I used to be a tour guide at our college for prospective students and their families when they'd visit. I remember taking one family with all boys on a walking tour of the campus. It seemed every time one of them made the tiniest joke, the mother would giggle generously. She laughed so easily and so often. Her felicitous personality made the whole family a fun and happy family to be around.
I've been trying to laugh more readily, at myself especially and it seems I took a wrong turn somewhere. Yesterday, my husband, who has great wisdom, kindly chided me for laughing at our children. It seems I've gotten the giggles, inappropriately at times, at the silly things our children do. I think I just got carried away with trying to be a happy mom.
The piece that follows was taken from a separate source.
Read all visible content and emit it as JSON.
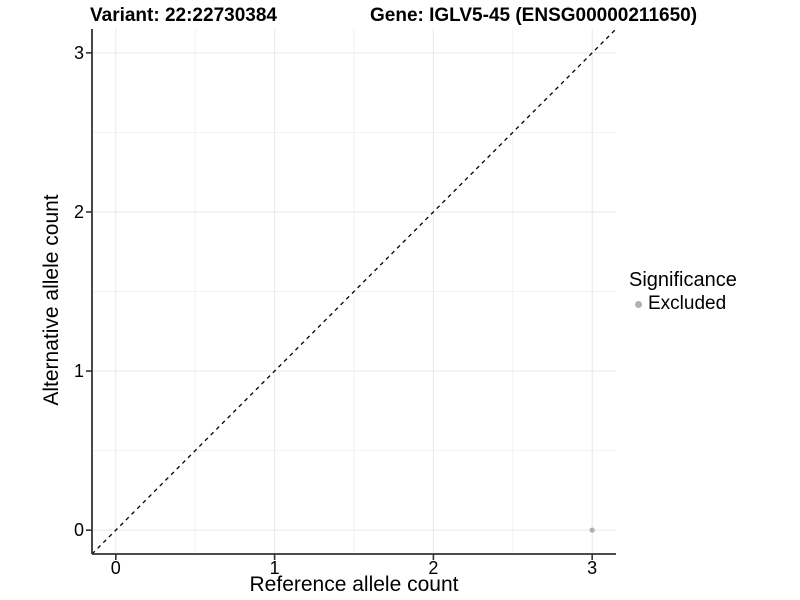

I can hardly help it when Juju stomps her little foot and throws whatever is in her hand with such accuracy as to peg whatever she sets her sites on. Or when I find her yelling, "Stuck!" with her hand inside a toilet paper roll...again. Or when Z gets so sleepy he falls over and over again. Thankfully, my reprimand was perfectly timed. Later on that night I was bathing the two Wiglets and had Juju stand up so I could wash her bottom.
Z looked and said, "Where's Juju's wiener?"
(I don't like that term, but in our battle of terms, Ben's won, I had voted for "willy").
Me: She doesn't have one, she's a girl.
Buddy: Oh, she needs to go to the store and get one.
Me: [no laughing!]
I gave a brief anatomy lesson about boys and girls and how they're different. I was very glad I didn't laugh as I might have when my giggles were getting the best of me.